Under the feasibility and detailed engineering design, Dr Kwesiga said the project was expected to analyse and assess the port, carryout bathymetric surveys and engineering investigations, demand forecast and identification and preliminary designs of the projects options.
It is also important to point out that the project would analysis the economic impact, financial and to conduct preliminary assessment to indicate the environmental and social implications.
“A detailed engineering design including preparation of bidding documents for the selected project, full-scale ESIA in line with Zambia Environmental Management Agency (ZEMA), and institutional capacity assessment and capacity development for maritime-related officers such as training in port management, logistics, project management and among others,” Dr Kwesiga said.
Apart from these efforts, the Eastern African Community (EAC) was working on harnessing the potential of Lake Tanganyika by attracting investment to the Lake basin.
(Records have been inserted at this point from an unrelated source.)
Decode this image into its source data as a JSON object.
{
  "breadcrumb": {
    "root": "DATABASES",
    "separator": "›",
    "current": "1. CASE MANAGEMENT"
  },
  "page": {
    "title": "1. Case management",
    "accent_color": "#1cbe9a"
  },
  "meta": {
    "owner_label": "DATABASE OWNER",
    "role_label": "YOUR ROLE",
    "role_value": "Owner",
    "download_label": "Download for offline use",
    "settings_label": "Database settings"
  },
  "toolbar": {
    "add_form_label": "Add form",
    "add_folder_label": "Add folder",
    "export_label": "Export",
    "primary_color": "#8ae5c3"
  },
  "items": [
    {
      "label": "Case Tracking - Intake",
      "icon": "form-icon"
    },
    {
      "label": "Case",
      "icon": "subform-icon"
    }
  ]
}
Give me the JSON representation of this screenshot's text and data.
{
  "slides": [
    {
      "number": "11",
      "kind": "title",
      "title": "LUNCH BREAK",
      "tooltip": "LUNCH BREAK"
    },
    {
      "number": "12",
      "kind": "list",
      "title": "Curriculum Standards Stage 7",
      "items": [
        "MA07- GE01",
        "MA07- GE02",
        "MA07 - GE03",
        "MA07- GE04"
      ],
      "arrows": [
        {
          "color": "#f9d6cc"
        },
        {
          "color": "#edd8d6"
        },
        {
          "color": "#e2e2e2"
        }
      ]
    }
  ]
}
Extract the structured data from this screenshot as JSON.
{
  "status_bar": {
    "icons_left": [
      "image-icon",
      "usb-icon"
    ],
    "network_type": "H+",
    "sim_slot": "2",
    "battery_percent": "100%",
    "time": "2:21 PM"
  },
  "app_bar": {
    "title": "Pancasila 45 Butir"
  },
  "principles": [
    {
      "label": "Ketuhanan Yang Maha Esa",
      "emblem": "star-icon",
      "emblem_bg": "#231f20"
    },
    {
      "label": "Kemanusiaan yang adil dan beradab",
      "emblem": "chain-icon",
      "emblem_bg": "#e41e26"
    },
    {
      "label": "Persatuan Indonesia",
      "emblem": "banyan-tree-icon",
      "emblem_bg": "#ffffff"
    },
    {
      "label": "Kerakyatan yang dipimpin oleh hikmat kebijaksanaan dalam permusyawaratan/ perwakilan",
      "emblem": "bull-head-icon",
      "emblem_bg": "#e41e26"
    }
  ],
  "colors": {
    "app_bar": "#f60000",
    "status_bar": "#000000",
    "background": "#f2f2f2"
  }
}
EAC believes that there is so much potential that needs to be tapped in the Lake through investment as it was in other regions.
Northern Province Minister Freedom Sikazwe said the deal clinched between the Government and AfDB would help improve the state of the Mpulungu port and bring it to international standards.
He said: “We want to improve on the state of Mpulungu port and bring it to better standards like other ports such as Burundi. If you look at Burundi harbour, it is more advanced than ours hence this kind of investment from the agreement signed between Finance Minister Alexander Chikwanda and AfDB.”
This is very important both to the people of Mpulungu and the Government as well, because it is going to open up the area especially with the tarring of Mbala / Nakonde road and the Kanyala road.
“We expect a lot of goods coming from Malawi and Tanzania going through the Mpulungu port. There are also plans to extend the railway line from Nseluka so as to allow for more cargo to go though
Mpulungu,” Mr Sikazwe said.
Nseluka in Mungwi District of Northern Provuince is one of the Tanzania Zambia Railway Authority (TAZARA) stations, 35 Kilometres northwards from Kasama district.
He said: “It is a strategic point and it is the only internationally recognised port in the country where we can transport goods into DRC, Burundi, Rwanda and Tanzania so, the deal is a very welcome move and it can start as soon as possible so that we improve the standards of the port and this will definitely improve the lives of the people in the area.”